The real question is, how big will the shopping season be? If we adjust for inflation, will it top previous years? I predict that no matter how hard the retailers try, their year-over-year will not match the inflation rate. That is a message from the consumer.
This season will be a mixture of early shoppers and late shoppers, the early ones looking to spread their budget and spending over a longer period of time and the later ones looking for last minute bargains to offset inflation. The situation could be driven by a few very large retailers’ promotional strategies. Will Amazon try and get ahead and grab whatever limited spend there is available? It looks like Walmart has taken that approach. How will the competition react to that? With such uncertain times, the economy, inflation and still uncertain availability of product we will see a very mixed picture this year. The only thing that is for certain is that spending will be down and retailers will have to fight for every dollar.
Prediction: There won’t be a single vote for a later start to holiday shopping on Retail Wire today. It will be earlier and more promotional than ever. All this inventory has to go somewhere. Buckle in.
I’m with Walmart on this. Walmart knows (almost) all, so I’ll go with an earlier Christmas this year. Christmas in July now sounds reasonable, so we’re already behind schedule! I guess it depends somewhat on the products being purchased, with higher-end items being shopped later by people looking for a deal. Supply chain issues have contributed to a glut of merchandise, so this should be a season where the shoppers win regardless of timing.
I am seeing stores already putting Christmas product on the shelf. I am guessing this is either last year’s assortment or early arriving product. There is still no consistency in regards to the supply chain, so most retailers are operating in the dark. The current inflation issues will limit spending during the holidays.

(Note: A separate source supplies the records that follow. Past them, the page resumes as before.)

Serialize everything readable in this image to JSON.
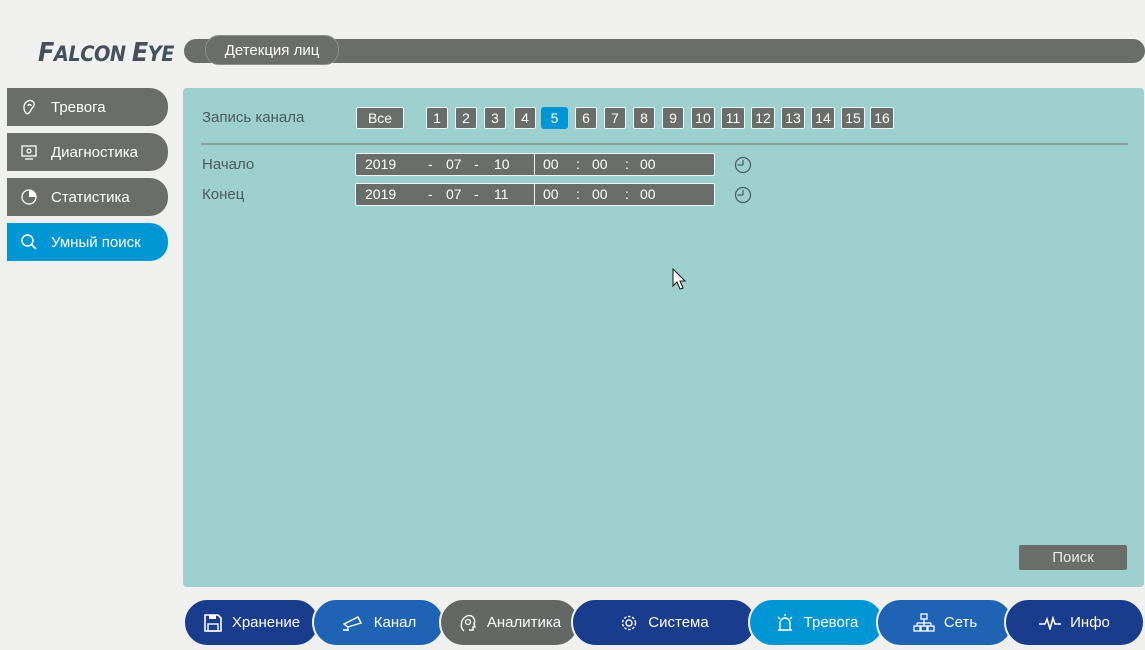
{
  "logo": {
    "first_initial": "F",
    "first_rest": "ALCON",
    "second_initial": "E",
    "second_rest": "YE"
  },
  "top_tab": "Детекция лиц",
  "sidebar": [
    {
      "label": "Тревога",
      "icon": "sound-icon",
      "active": false
    },
    {
      "label": "Диагностика",
      "icon": "diagnostics-icon",
      "active": false
    },
    {
      "label": "Статистика",
      "icon": "pie-chart-icon",
      "active": false
    },
    {
      "label": "Умный поиск",
      "icon": "search-icon",
      "active": true
    }
  ],
  "channel_record_label": "Запись канала",
  "channels": {
    "all_label": "Все",
    "items": [
      "1",
      "2",
      "3",
      "4",
      "5",
      "6",
      "7",
      "8",
      "9",
      "10",
      "11",
      "12",
      "13",
      "14",
      "15",
      "16"
    ],
    "selected": "5"
  },
  "start": {
    "label": "Начало",
    "year": "2019",
    "month": "07",
    "day": "10",
    "hour": "00",
    "minute": "00",
    "second": "00"
  },
  "end": {
    "label": "Конец",
    "year": "2019",
    "month": "07",
    "day": "11",
    "hour": "00",
    "minute": "00",
    "second": "00"
  },
  "search_button": "Поиск",
  "bottom_nav": [
    {
      "label": "Хранение",
      "icon": "save-icon"
    },
    {
      "label": "Канал",
      "icon": "camera-icon"
    },
    {
      "label": "Аналитика",
      "icon": "head-icon"
    },
    {
      "label": "Система",
      "icon": "gear-icon"
    },
    {
      "label": "Тревога",
      "icon": "alarm-icon"
    },
    {
      "label": "Сеть",
      "icon": "network-icon"
    },
    {
      "label": "Инфо",
      "icon": "pulse-icon"
    }
  ],
  "colors": {
    "accent": "#0096d6",
    "panel": "#9ccfcd",
    "button": "#6a6e6a",
    "nav_dark": "#1a3c8c",
    "nav_mid": "#1f64b4"
  }
}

According to last month’s earnings calls, retailers seem to all be on the same page about both driving holiday sales early and somewhat relying on them to boost a weaker bottom line. As a result, consumers will be inundated with early holiday shopping promotions until shopping for gifts is top of mind and fiscally “makes sense.” Shoppers are already out in droves, with Q3 being stronger than the prior year’s Q4 for the mobile activity of apparel brands and beauty retailers for the first time in over three years. Despite concerns about a recession and the reality of inflation, mobile activity indicates that U.S. consumers have not kicked the shopping habits they developed in the past two and half years; instead, they are just shopping where they can save while spending.

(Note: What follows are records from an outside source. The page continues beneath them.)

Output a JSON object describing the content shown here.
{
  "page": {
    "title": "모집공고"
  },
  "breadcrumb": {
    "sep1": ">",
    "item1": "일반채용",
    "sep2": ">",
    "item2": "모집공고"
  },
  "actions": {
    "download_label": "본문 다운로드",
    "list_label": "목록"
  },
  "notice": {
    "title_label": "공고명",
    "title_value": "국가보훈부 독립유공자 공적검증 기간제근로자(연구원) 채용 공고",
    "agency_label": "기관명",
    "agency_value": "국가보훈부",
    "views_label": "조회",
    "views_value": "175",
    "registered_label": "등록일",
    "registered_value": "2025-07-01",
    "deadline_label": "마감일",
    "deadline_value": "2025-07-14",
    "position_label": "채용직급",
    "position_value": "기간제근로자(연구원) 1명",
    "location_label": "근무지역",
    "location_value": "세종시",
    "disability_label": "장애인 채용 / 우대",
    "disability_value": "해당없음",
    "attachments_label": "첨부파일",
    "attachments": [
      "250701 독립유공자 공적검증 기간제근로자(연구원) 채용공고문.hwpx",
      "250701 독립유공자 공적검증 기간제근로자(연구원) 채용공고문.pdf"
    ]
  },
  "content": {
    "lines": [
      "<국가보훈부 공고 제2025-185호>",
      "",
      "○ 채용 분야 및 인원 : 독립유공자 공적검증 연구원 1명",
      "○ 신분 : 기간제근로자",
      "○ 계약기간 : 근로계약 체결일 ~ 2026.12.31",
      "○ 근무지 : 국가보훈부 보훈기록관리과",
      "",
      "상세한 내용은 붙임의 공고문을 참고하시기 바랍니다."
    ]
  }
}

I could actually see consumers shopping later this year because of the impacts of inflation on their budget availability. Waiting to get the full picture on how low retailers go with prices could be the move in the face of less spending power.

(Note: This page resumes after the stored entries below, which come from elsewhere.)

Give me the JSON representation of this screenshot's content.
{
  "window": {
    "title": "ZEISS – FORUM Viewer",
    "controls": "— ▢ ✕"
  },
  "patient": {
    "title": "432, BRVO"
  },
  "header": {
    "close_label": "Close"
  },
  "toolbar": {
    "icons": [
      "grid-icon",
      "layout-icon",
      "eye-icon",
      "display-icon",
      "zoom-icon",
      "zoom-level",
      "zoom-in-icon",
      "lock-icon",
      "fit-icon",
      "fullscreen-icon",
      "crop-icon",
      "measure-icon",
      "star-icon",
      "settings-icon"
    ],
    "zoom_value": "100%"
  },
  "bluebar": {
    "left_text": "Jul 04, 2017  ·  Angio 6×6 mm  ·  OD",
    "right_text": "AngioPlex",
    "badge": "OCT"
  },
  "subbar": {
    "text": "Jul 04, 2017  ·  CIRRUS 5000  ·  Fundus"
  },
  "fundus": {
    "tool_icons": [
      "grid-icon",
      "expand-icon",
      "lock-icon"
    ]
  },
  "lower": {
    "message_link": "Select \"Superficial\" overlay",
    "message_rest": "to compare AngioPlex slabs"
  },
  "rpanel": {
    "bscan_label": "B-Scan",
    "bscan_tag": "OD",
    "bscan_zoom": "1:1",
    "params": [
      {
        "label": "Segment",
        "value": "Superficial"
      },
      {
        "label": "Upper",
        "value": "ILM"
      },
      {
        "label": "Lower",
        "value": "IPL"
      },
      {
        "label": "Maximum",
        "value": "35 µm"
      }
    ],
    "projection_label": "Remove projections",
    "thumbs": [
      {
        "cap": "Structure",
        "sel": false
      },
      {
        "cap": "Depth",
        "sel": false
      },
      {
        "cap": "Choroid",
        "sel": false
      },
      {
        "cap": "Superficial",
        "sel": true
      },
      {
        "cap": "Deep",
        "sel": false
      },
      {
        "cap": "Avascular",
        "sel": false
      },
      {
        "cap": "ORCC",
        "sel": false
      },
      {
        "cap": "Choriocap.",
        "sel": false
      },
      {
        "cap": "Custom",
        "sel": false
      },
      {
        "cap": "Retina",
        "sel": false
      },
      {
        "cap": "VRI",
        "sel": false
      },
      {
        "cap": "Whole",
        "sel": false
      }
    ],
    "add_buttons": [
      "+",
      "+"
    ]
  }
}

It’s already started. The “beat the inflation” meter is very high right now and with online free shipping (because there’s no hurry) exacerbating the situation, I would expect both September and October to be laden with Christmas shoppers (mostly online). And if you know what you want (especially for kids), it’s a very smart move.
With concerns about inflation and supply chain issues, consumers will be shopping earlier and definitely on the lookout for bargains.